WardsAuto.com advises that dealerships should “expect a different breed of car buyer who want a more hands-off, yet transparent, way to engage the dealership.” At the same time that manufacturers are creating onboard computers that will wirelessly relay vehicle data to the dealership, customers are adopting mobile device apps and expect businesses they patronize to as well.
Improving workflow between departments is key to increasing efficiency. At the same time, dealers don’t want to miss opportunities that they could have upselling a repair order. Just as dealerships have adopted CRMs to control sales processes, technology can be used in the same way. It can help to control service processes and ensure that shortcuts aren’t taken while writing repair orders. It can also ensure that the dealership successfully captures all revenue opportunities by correctly presenting them to the customer.
WardsAuto.com explains that many dealerships are embracing paper-free systems that allow them to decrease paper and storage fees as well as employee error, while also reducing warranty chargeback costs.

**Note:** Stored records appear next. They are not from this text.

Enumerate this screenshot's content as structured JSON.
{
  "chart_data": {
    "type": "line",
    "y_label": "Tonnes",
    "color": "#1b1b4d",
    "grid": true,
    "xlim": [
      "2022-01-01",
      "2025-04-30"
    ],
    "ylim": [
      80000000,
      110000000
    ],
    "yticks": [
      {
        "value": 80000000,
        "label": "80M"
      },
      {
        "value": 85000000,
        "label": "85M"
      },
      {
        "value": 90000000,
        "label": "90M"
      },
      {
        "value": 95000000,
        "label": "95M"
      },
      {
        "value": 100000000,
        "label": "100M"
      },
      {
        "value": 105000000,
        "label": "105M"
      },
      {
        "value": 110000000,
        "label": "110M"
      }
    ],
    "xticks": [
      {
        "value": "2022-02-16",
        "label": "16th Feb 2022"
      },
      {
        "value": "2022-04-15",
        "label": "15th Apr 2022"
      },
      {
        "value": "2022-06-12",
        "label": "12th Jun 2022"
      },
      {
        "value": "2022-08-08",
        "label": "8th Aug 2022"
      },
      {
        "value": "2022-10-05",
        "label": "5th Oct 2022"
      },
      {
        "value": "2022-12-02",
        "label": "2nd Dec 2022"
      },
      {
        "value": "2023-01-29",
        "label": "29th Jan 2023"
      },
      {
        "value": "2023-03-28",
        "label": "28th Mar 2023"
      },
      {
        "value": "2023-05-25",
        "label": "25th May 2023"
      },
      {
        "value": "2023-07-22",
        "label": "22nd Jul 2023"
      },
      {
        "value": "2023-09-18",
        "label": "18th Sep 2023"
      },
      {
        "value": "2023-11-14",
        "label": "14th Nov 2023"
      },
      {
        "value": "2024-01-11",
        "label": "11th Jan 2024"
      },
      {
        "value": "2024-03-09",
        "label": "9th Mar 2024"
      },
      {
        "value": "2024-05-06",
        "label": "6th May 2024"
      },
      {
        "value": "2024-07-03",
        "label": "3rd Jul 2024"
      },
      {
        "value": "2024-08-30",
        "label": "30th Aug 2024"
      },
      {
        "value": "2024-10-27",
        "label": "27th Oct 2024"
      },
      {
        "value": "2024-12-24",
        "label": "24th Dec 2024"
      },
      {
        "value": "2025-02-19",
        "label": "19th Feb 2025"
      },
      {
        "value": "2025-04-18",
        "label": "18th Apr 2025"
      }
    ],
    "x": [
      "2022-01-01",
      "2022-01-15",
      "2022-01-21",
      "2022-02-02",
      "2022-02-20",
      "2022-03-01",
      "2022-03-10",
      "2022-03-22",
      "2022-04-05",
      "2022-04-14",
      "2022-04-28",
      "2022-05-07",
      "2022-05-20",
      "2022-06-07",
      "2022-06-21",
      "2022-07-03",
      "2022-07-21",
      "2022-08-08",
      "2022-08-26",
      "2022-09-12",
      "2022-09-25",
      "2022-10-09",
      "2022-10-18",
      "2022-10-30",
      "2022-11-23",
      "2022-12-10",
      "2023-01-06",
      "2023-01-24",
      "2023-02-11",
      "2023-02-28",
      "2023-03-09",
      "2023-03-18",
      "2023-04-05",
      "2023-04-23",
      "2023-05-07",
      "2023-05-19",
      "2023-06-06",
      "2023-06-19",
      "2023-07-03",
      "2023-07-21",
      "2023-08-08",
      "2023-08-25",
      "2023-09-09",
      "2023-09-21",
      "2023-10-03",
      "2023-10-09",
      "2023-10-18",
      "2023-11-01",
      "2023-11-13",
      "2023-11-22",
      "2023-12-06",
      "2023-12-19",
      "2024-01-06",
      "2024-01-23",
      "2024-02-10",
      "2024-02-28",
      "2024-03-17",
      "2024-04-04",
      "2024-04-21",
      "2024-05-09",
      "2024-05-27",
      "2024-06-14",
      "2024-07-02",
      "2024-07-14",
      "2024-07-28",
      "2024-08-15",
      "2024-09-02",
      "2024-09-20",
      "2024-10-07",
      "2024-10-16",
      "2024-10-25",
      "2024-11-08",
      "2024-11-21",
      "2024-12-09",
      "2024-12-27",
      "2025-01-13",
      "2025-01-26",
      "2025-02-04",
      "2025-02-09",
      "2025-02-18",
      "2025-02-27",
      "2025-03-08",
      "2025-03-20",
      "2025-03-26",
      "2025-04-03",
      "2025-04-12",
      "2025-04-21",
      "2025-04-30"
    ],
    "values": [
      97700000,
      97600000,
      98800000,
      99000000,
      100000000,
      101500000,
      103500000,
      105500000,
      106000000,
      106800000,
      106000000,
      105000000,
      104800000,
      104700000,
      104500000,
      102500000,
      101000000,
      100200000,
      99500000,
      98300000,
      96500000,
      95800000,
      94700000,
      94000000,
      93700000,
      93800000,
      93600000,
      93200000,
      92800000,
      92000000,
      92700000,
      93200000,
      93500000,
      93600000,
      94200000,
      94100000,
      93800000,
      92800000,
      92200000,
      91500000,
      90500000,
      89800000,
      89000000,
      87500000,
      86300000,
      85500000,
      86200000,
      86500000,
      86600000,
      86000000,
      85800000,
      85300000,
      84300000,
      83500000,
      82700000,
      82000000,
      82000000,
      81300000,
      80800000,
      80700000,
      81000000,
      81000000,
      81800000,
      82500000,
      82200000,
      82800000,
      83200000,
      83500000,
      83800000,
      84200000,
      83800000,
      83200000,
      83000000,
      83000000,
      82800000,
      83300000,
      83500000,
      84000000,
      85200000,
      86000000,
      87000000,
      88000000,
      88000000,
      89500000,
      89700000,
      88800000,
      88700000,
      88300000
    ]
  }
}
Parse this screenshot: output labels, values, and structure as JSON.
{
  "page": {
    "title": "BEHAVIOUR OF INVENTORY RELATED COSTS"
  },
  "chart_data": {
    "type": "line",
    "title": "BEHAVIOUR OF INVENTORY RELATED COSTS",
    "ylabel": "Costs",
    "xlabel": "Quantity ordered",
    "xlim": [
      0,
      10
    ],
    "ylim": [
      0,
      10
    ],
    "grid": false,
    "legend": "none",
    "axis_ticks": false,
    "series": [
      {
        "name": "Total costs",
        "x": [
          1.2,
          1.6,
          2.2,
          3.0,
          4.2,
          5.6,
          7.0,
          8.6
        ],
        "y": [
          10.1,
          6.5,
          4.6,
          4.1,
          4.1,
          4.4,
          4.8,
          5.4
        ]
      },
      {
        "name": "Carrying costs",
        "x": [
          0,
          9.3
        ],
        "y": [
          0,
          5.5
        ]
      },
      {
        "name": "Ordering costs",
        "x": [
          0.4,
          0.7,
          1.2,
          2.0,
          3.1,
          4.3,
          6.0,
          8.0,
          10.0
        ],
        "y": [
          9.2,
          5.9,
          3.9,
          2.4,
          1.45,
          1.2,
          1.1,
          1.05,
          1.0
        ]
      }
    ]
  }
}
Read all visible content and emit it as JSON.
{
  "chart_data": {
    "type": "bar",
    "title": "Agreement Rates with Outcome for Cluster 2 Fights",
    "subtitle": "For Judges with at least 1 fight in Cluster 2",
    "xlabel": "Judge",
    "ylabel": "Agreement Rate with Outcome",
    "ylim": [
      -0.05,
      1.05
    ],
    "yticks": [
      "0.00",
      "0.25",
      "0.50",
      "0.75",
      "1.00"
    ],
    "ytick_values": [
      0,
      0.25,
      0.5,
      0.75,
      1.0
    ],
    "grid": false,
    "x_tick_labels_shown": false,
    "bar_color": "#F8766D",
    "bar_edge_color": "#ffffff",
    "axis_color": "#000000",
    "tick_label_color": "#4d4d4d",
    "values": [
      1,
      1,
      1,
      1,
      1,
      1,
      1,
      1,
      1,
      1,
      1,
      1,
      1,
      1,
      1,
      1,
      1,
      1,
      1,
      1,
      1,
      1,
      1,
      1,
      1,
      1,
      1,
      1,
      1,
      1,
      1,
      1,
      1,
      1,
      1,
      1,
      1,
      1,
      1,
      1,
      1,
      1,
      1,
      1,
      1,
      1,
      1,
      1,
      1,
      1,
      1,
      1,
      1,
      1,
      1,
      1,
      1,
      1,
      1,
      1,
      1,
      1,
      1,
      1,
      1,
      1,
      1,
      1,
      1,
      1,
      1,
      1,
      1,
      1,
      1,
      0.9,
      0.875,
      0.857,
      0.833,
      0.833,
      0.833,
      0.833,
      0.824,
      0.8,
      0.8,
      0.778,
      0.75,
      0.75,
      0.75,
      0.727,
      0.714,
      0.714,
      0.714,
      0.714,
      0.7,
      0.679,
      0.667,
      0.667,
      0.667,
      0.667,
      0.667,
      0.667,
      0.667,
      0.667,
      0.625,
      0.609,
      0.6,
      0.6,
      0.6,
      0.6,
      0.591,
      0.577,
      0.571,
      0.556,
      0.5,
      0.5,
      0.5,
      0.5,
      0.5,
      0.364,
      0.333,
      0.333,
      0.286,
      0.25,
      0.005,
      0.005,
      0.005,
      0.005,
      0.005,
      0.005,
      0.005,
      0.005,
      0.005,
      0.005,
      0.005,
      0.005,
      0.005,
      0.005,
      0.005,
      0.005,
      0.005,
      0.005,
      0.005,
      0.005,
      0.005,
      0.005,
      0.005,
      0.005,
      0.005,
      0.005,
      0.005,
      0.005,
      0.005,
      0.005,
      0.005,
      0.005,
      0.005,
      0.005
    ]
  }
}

Service advisors of the future will need less expertise because all of the technical information will be at their fingertips. Qualities that make a good service advisor will change from auto technical knowledge to customer service and sales skills. Dealerships will always need human interaction, however. Most consumers don’t want to deal with push-button robots in the nature of gas-station car washes (press 1 for 85,000 mile service, etc.) What they want is more transparency and efficiency in the processes involved in getting their cars serviced.
Dealerships that adopt technology, streamline their processes and make a more pleasant customer-centric service experience will position themselves well to compete with the independent auto shops for the extra service business that they’ll need to acquire to maintain and grow fixed ops revenue for their stores.